Communication on the core forums is often encrypted. In 2012, a French court found nuclear physicist Adlene Hicheur guilty of, among other things, conspiring to commit an act of terror for distributing and using software called Asrar al-Mujahideen, or Mujahideen Secrets. The program employed various cutting-edge encryption methods, including variable stealth ciphers and RSA 2,048-bit keys.

The NSA’s Prism, according to a classified PowerPoint presentation published by the Guardian, provides access to the systems of Microsoft Corp. (and therefore Skype), Facebook Inc., Google, Apple Inc. and other U.S. Internet giants. Either these companies have provided “master keys” to decrypt their traffic

....................................................................................
Traditional Means - Even complete access to these servers brings U.S. authorities no closer to the core forums. These must be infiltrated by more traditional intelligence means, such as using agents posing as jihadists or by informants within terrorist organizations.


this is about what I wrote in my previous post - collecting information and intelligence about those with intend to hurt us should be done the old way.



To: Haim R. Branisteanu who wrote (101564)6/25/2013 2:57:37 PM
From: Maurice Winn  Respond to of 220294
 
The USA is remarkably flexible about the laws that they feel compelled to enforce:
The government has a legitimate interest in pursuing Snowden. His leaks were a crime that has to be prosecuted.

Obama meanwhile said that the United States was following all appropriate legal channels and "working with various other countries to make sure that the rule of law is observed."
foxnews.com



Is it illegal to lie to Congress as Clapper did? Is unreasonable search and seizure part of the USA's constitution? Presumably Obama will be doing all in his power to enforce the law regarding Clapper and the rest. Oh? He isn't? What a puzzle. So it's only laws which suit him politically which should be enforced.

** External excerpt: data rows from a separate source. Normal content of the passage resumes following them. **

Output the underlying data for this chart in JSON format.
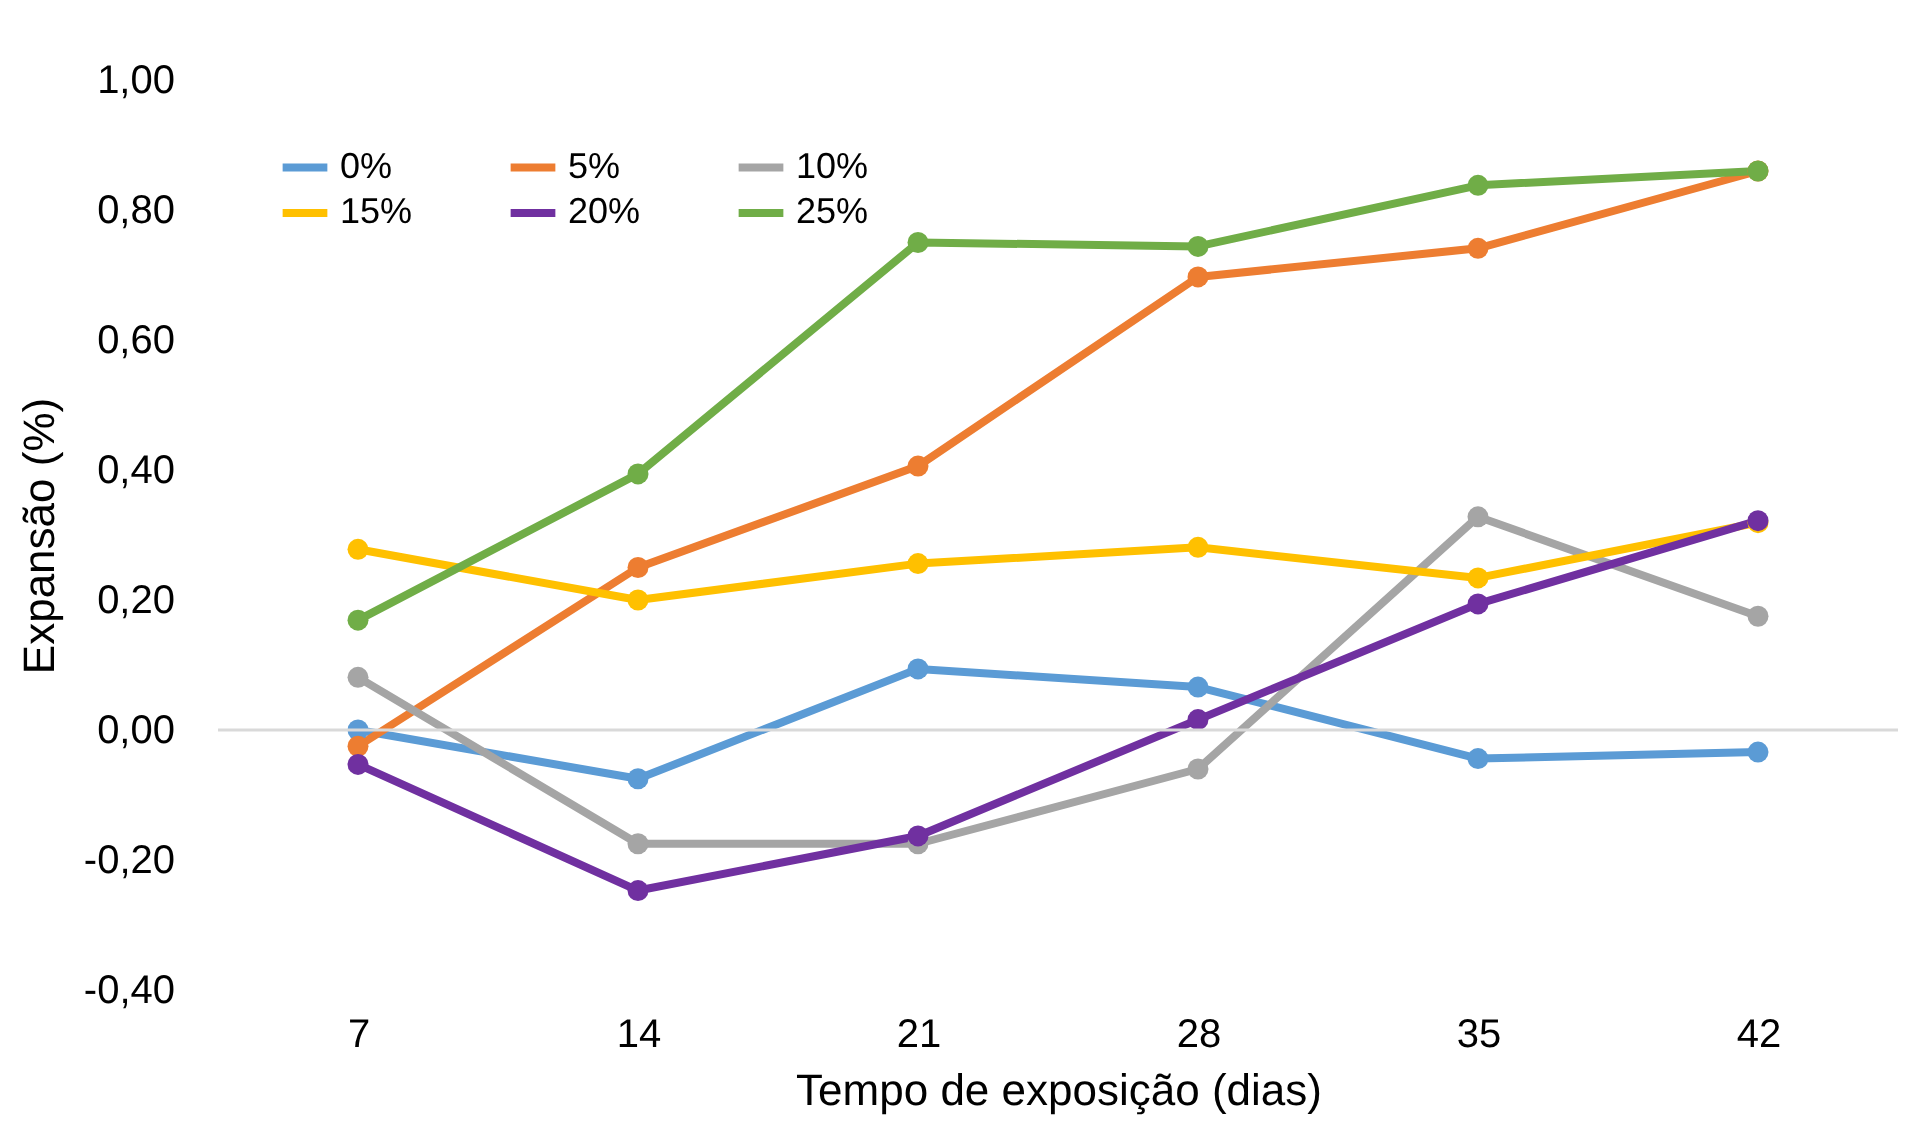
{
  "chart_data": {
    "type": "line",
    "xlabel": "Tempo de exposição (dias)",
    "ylabel": "Expansão (%)",
    "categories": [
      "7",
      "14",
      "21",
      "28",
      "35",
      "42"
    ],
    "series": [
      {
        "name": "0%",
        "color": "#5b9bd5",
        "values": [
          0.0,
          -0.075,
          0.094,
          0.066,
          -0.044,
          -0.034
        ]
      },
      {
        "name": "5%",
        "color": "#ed7d31",
        "values": [
          -0.025,
          0.25,
          0.406,
          0.697,
          0.741,
          0.86
        ]
      },
      {
        "name": "10%",
        "color": "#a5a5a5",
        "values": [
          0.081,
          -0.175,
          -0.175,
          -0.06,
          0.328,
          0.175
        ]
      },
      {
        "name": "15%",
        "color": "#ffc000",
        "values": [
          0.278,
          0.2,
          0.256,
          0.281,
          0.234,
          0.319
        ]
      },
      {
        "name": "20%",
        "color": "#7030a0",
        "values": [
          -0.053,
          -0.247,
          -0.163,
          0.016,
          0.194,
          0.322
        ]
      },
      {
        "name": "25%",
        "color": "#70ad47",
        "values": [
          0.169,
          0.394,
          0.75,
          0.744,
          0.838,
          0.86
        ]
      }
    ],
    "ylim": [
      -0.4,
      1.0
    ],
    "yticks": [
      {
        "value": -0.4,
        "label": "-0,40"
      },
      {
        "value": -0.2,
        "label": "-0,20"
      },
      {
        "value": 0,
        "label": "0,00"
      },
      {
        "value": 0.2,
        "label": "0,20"
      },
      {
        "value": 0.4,
        "label": "0,40"
      },
      {
        "value": 0.6,
        "label": "0,60"
      },
      {
        "value": 0.8,
        "label": "0,80"
      },
      {
        "value": 1.0,
        "label": "1,00"
      }
    ],
    "ref_lines": [
      {
        "axis": "y",
        "value": 0,
        "color": "#d9d9d9"
      }
    ],
    "grid": false,
    "legend": "top left",
    "marker": "circle",
    "line_style": "solid"
  }
}
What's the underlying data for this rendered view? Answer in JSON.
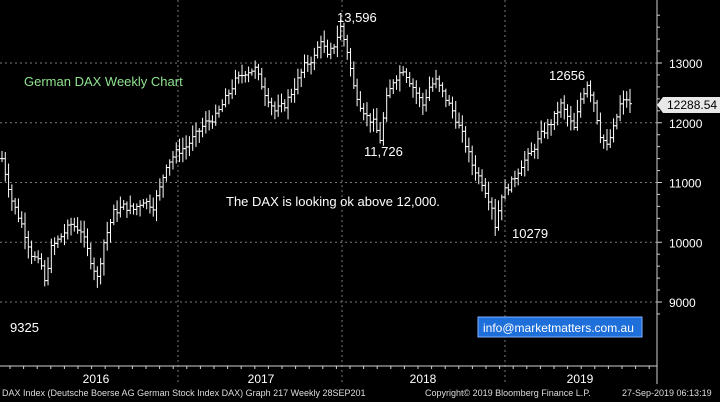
{
  "chart_data": {
    "type": "ohlc",
    "title": "German DAX Weekly Chart",
    "xlabel": "",
    "ylabel": "",
    "ylim": [
      8600,
      14200
    ],
    "yticks": [
      9000,
      10000,
      11000,
      12000,
      13000
    ],
    "xticks": [
      "2016",
      "2017",
      "2018",
      "2019"
    ],
    "last_price": "12288.54",
    "grid": true,
    "bar_color": "#ffffff",
    "accent_color": "#ffffff",
    "annotations": {
      "high_2018": "13,596",
      "low_2016": "9325",
      "low_2018": "11,726",
      "low_2019": "10279",
      "high_2019": "12656",
      "comment": "The DAX is looking ok above 12,000.",
      "contact": "info@marketmatters.com.au"
    },
    "anchors": [
      [
        0,
        11400
      ],
      [
        3,
        10700
      ],
      [
        6,
        10300
      ],
      [
        9,
        9800
      ],
      [
        12,
        9600
      ],
      [
        13,
        9325
      ],
      [
        15,
        9900
      ],
      [
        18,
        10100
      ],
      [
        21,
        10300
      ],
      [
        24,
        10200
      ],
      [
        27,
        9700
      ],
      [
        29,
        9400
      ],
      [
        31,
        10000
      ],
      [
        34,
        10500
      ],
      [
        37,
        10600
      ],
      [
        40,
        10550
      ],
      [
        43,
        10700
      ],
      [
        46,
        10600
      ],
      [
        48,
        10900
      ],
      [
        50,
        11300
      ],
      [
        53,
        11500
      ],
      [
        56,
        11600
      ],
      [
        59,
        11800
      ],
      [
        62,
        12000
      ],
      [
        65,
        12100
      ],
      [
        68,
        12400
      ],
      [
        71,
        12700
      ],
      [
        74,
        12850
      ],
      [
        77,
        12900
      ],
      [
        80,
        12500
      ],
      [
        83,
        12200
      ],
      [
        86,
        12300
      ],
      [
        89,
        12600
      ],
      [
        92,
        12950
      ],
      [
        95,
        13100
      ],
      [
        97,
        13400
      ],
      [
        99,
        13100
      ],
      [
        101,
        13300
      ],
      [
        103,
        13596
      ],
      [
        105,
        13200
      ],
      [
        107,
        12600
      ],
      [
        109,
        12300
      ],
      [
        111,
        12100
      ],
      [
        113,
        12000
      ],
      [
        115,
        11726
      ],
      [
        117,
        12400
      ],
      [
        119,
        12700
      ],
      [
        122,
        12900
      ],
      [
        124,
        12700
      ],
      [
        126,
        12500
      ],
      [
        128,
        12300
      ],
      [
        130,
        12600
      ],
      [
        132,
        12700
      ],
      [
        134,
        12500
      ],
      [
        137,
        12200
      ],
      [
        140,
        11800
      ],
      [
        143,
        11300
      ],
      [
        146,
        11000
      ],
      [
        149,
        10600
      ],
      [
        150,
        10279
      ],
      [
        152,
        10800
      ],
      [
        155,
        11000
      ],
      [
        158,
        11300
      ],
      [
        161,
        11500
      ],
      [
        164,
        11800
      ],
      [
        167,
        12000
      ],
      [
        170,
        12300
      ],
      [
        172,
        12100
      ],
      [
        174,
        11900
      ],
      [
        176,
        12400
      ],
      [
        178,
        12656
      ],
      [
        180,
        12350
      ],
      [
        182,
        11800
      ],
      [
        184,
        11600
      ],
      [
        186,
        11900
      ],
      [
        188,
        12300
      ],
      [
        190,
        12400
      ],
      [
        191,
        12288.54
      ]
    ]
  },
  "footer": {
    "left": "DAX Index (Deutsche Boerse AG German Stock Index DAX) Graph 217  Weekly 28SEP201",
    "mid": "Copyright© 2019 Bloomberg Finance L.P.",
    "right": "27-Sep-2019 06:13:19"
  }
}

The USA can easily say "We have decided that a presidential pardon is in order for Edward". Or, they can simply not bother with enforcing the laws which they imagine [apparently falsely] that Edward has broken. Just as they don't enforce untold billions of other suspected breaches of the law.

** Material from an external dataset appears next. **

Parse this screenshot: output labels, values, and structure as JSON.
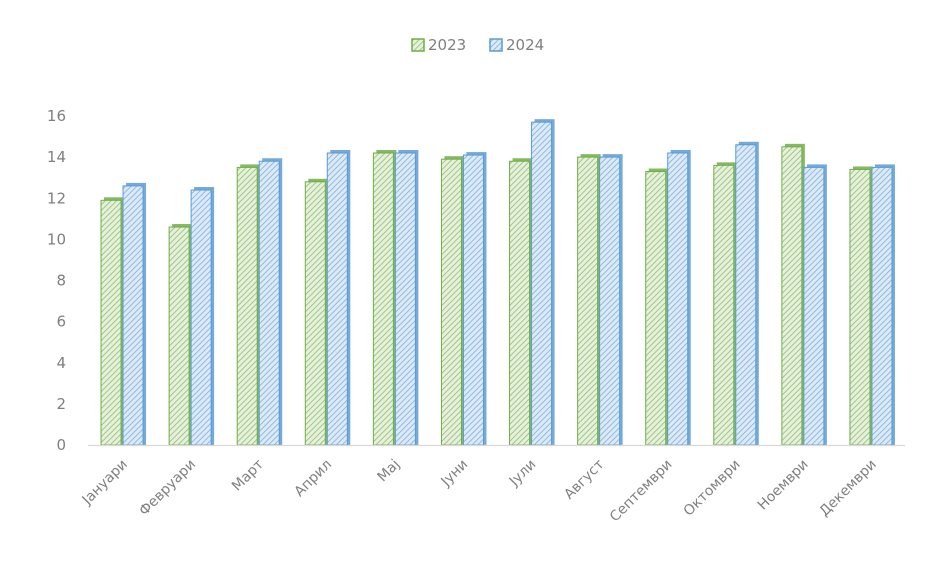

Lewis "Scooter" Libby for example,http://en.wikipedia.org/wiki/List_of_people_pardoned_or_granted_clemency_by_the_President_of_the_United_States If Obama could pardon him, it is obviously no problem to do the same for an actual decent person instead of a criminal [Scooter] whose disclosure was deliberate for personal political gain along with "Dick" Cheney. Dick the criminal calling Edward a bad guy is hilarious.

Mqurice



To: Haim R. Branisteanu who wrote (101564)6/25/2013 7:02:06 PM
From: TobagoJack  Respond to of 220294
 
bloomberg.com must be hacked and henceforth put on security watch list per enemy-within protocol



To: Haim R. Branisteanu who wrote (101564)6/25/2013 7:05:56 PM
From: Box-By-The-Riviera™  Respond to of 220294
 
sure.

and bloomberg was hacking its own accounts to see who was trading what, so they could generate news flow.

right.

and the majority owner is out there running the largest city in the united states all the way down to the size of a soda and where, if there's anywhere, people who freely choose to engage in 2000 years of tabbacco can.

fuck that and fuck bloomberg and fuck the mayor of new york.